Prescribing physicians must also carefully weigh the advantages and costs of the newer insulin analogs. Although each new analog has come with demonstrated advantages, providers must weigh whether the advantages are likely to accrue to an individual patient and whether they justify the premium price. The diabetes community should also demand greater transparency in insulin pricing to better understand the rapid increase in insulin prices, especially for the human insulins which have been on the market, unchanged, for many decades. Currently, human NPH and regular insulins are the least expensive insulin products with median average wholesale prices of $165 per vial. They are also available through Walmart Pharmacies as the Reli-On brand of human insulin at $26 per vial. In general, these inexpensive human insulins are safe and effective for the management of patients with type 2 diabetes, although the unavailability of human regular insulin in a prefilled pen is an inconvenience to patients and a potential barrier to adherence.

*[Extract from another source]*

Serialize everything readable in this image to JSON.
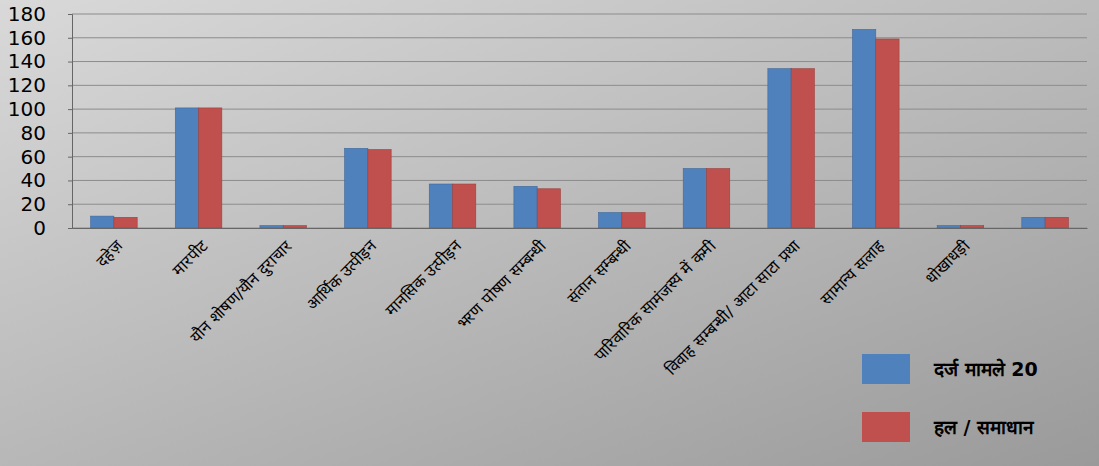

Clinical trials have suggested that insulin analogs may be preferable for patients with type 1 diabetes, providing both more consistent mealtime coverage and a reduced incidence of nocturnal hypoglycemia, but human NPH and regular insulins remain a reasonable choice for patients with type 1 diabetes who cannot afford insulin analogs [18,19,20]. It should be remembered that the Diabetes Control and Complications Trial, which established the efficacy and safety of intensive insulin therapy for the prevention of diabetic microvascular and neuropathic complications in type 1 diabetes, was conducted before the introduction of long- and short-acting insulin analogs, when only animal species and human insulins were available.

Policy Solutions

Other potential strategies to address the high cost of antihyperglycemic medications in the U.S. include enforcing more stringent requirements for the award and extension of patent exclusivity, enhancing competition by ensuring timely availability of generic or biosimilar medications, and providing greater opportunities for price negotiation by both public and private payers [2••]. Some have suggested that the U.S. Federal Trade Commission or a special U.S. congressional panel look into ways to improve drug pricing transparency to help ensure that both public and private funds are being used wisely [8•]. In addition, given that the newer medications are expensive and have uncertain benefits and risks in real-world clinical practice, an outcomes-based pricing model might be considered. An outcomes-based pricing model would require that the clinical benefits of the more expensive medications be demonstrated in clinical practice to justify a premium price. This medication pricing approach would compel manufacturers and payers to share accountability for clinical outcomes and ensure that we pay for health, not for health care [21•].